Hi @Rusudan1,
I happened to bump into this data set, so I think I can help you. Often, when you see a line plot like this, it means that there are groups in the data that are not declared in the plot. What's happening here is that the Google mobility data contains both country-wide data and region-specific (here, state and county level) data. That means you have a few options, depending on what you want.
If you just want the US data, filter out the subregional data with:
USAMobility %>%
filter(is.na(sub_region_1)) %>%
# ...your plot code
Alternatively, to show state data:
USAMobility %>%
filter(!is.na(sub_region_1), is.na(sub_region_2)) %>%
# ...your plot code +
facet_wrap(vars(sub_region_1))
You could take a similar approach to the county level (sub_region_2
).
making a simpler reprex
Hopefully, the above answer gets at your question, but as the previous responders suggest, your original question is a bit hard to answer because 1) we didn't know where the data came from and 2) we weren't sure what you were asking for.
The art of asking for code help is about presenting code questions simply and in a way that those who want to help you can run on their machines. Copying and pasting the code in your post won't work because we don't know where the data came from, and we don't know which packages you're using. There is also a lot of detail in your plot that is not related to your question.

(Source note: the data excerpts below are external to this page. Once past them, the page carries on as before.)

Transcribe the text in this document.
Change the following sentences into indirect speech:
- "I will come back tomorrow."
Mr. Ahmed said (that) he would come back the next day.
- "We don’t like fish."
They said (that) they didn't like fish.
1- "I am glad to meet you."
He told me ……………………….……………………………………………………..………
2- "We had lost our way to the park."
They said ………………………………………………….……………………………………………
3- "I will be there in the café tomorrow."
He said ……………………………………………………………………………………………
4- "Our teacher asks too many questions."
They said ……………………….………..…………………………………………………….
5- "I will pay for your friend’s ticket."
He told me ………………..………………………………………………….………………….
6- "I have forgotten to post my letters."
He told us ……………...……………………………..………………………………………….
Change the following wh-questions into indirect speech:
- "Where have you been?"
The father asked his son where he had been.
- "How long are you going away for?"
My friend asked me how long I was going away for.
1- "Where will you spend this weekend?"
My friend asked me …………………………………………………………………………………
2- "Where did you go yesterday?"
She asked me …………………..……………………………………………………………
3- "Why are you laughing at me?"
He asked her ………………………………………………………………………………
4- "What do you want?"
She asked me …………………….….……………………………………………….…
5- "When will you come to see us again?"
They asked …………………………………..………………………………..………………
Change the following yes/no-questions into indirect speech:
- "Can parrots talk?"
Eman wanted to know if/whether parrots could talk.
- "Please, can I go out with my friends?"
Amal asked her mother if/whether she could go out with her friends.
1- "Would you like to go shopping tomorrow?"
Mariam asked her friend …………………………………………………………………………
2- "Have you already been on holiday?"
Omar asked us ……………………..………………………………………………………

It so happens that your data is open. So, one option could be to tell us where to find it (COVID-19 Community Mobility Reports) and which data you're using (2020_US_Region_Mobility_Report.csv
), then including that information in your post. Or you could use one of the suggestions above for including data right in your question--something we can copy and paste.
Trying to create an example where I don't need to download something to help you is better, but since these data are open, let's just use the data as-is. If I were asking this question, I'd present an example like this:
library(tidyverse)
USAMobility <- read_csv("path/on/my/computer/2020_US_Region_Mobility_Report.csv", col_types = cols())
USAMobility %>%
ggplot(aes(x = date, y = retail_and_recreation_percent_change_from_baseline)) +
geom_line()
#> Warning: Removed 2 row(s) containing missing values (geom_path).
![](https://forum.posit.co/uploads/default/original/3X/6/1/6138acbfacc6bf11f6073fd1b979d84ad5d162e9.png)
Created on 2021-02-23 by the reprex package (v0.3.0)
What's different about this example?
- I explicitly call
library(tidyverse)
since I'm using functions from the tidyverse
- I explicitly read in the data to
USAMobility
- I removed everything that wasn't necessary to show my problem. All the customization in the plot, for instance, is gone.
- I rendered the example with the reprex package, which makes it easier to share and make sure that my example is reproducible.